In a study of 39 dogs with tumors arising from the chest wall, 25 had osteosarcoma, 12 had chondrosarcoma, and 2 dogs had hemangiosarcoma. Median survival time (MST) for dogs with rib osteosarcoma was 290 days. Increased activity of total ALP significantly decreased survival in dogs with osteosarcoma (210 days versus 675 days).1 In a more recent study evaluating canine osteosarcoma of the extracranial flat and irregular bones, an association between tumor grade and survival was not found. However, increased serum ALP activity and tumor location in the scapula were associated with decreased survival times.2
This patient had a serum ALP activity within normal limits, underwent complete surgical excision of a rib osteosarcoma, and is currently undergoing adjuvant chemotherapy. Taken together, these factors may support a better than average prognosis for this patient. The mainstay of therapy for canine bone tumors, whenever possible, is definitive surgical treatment to provide local tumor control. Adjuvant chemotherapy is warranted for dogs with osteosarcoma of either the axial or appendicular skeleton to address the high likelihood of metastatic disease.

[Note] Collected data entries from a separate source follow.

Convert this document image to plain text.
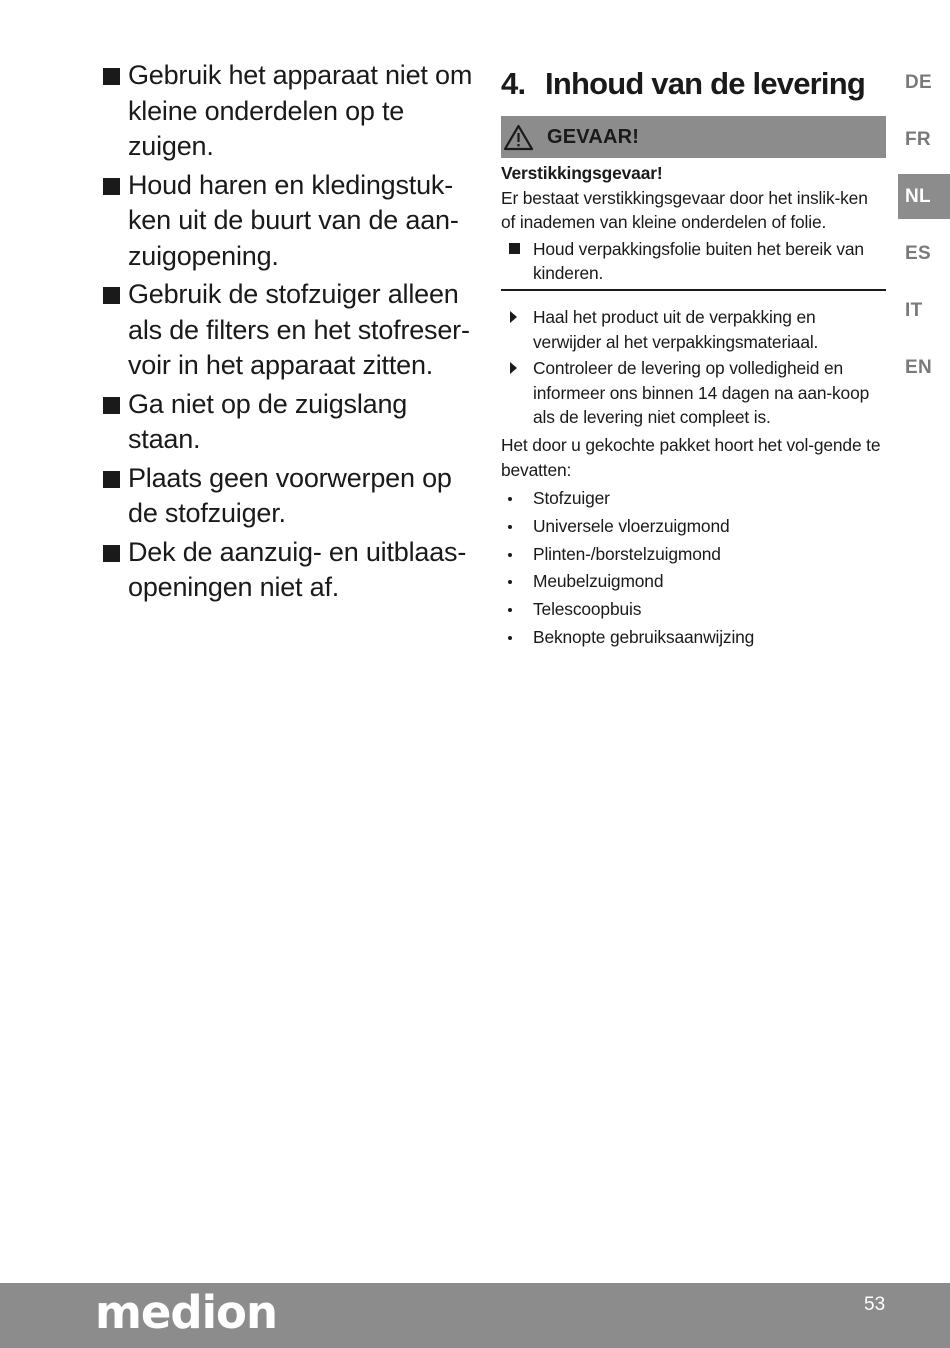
Gebruik het apparaat niet om kleine onderdelen op te zuigen.
Houd haren en kledingstuk-ken uit de buurt van de aan-zuigopening.
Gebruik de stofzuiger alleen als de filters en het stofreser-voir in het apparaat zitten.
Ga niet op de zuigslang staan.
Plaats geen voorwerpen op de stofzuiger.
Dek de aanzuig- en uitblaas-openingen niet af.
4. Inhoud van de levering
GEVAAR!
Verstikkingsgevaar!
Er bestaat verstikkingsgevaar door het inslik-ken of inademen van kleine onderdelen of folie.
Houd verpakkingsfolie buiten het bereik van kinderen.
Haal het product uit de verpakking en verwijder al het verpakkingsmateriaal.
Controleer de levering op volledigheid en informeer ons binnen 14 dagen na aan-koop als de levering niet compleet is.
Het door u gekochte pakket hoort het vol-gende te bevatten:
Stofzuiger
Universele vloerzuigmond
Plinten-/borstelzuigmond
Meubelzuigmond
Telescoopbuis
Beknopte gebruiksaanwijzing
DE
FR
NL
ES
IT
EN
medion	53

Liptak JM, Kamstock DA, Dernell WS, Monteith GJ, Rizzo SA, Withrow SJ. Oncologic outcome after curative-intent treatment in 39 dogs with primary chest wall tumors (1992-2005). Vet Surg, 37: 488-496, 2008. http://onlinelibrary.wiley.com/doi/10.1111/j.1532-950X.2008.00415.x/full
Kruse MA, Holmes ES, Balko JA, Fernandex S, Brown DC, Goldschmidt MH. Evaluation of clinical and histopathologic prognostic factors for survival in canine osteosarcoma of the extracranial flat and irregular bones. Vet Path, 50 (4): 704-708, 2012. http://vet.sagepub.com/content/50/4/704.short
Image 1: 20x objective. Many round to spindle-shaped malignant osteoblasts with one osteoclasts (the large multinucleated irregularly-shaped cell, top, middle).
Image 2: 50x objective. Several irregularly-shaped malignant osteoblasts with multiple prominent nucleoli surrounded by extracellular pink matrix.
Image 3: 50x objective. Several round to irregularly-shaped malignant osteoblasts with the typical eccentric nucleus, basophilic cytoplasm, and a perinuclear clear area within the cytoplasm.
Image 4: 50x objective. Several round to irregularly-shaped malignant osteoblasts including three mitotic figures (two mid right, one upper left).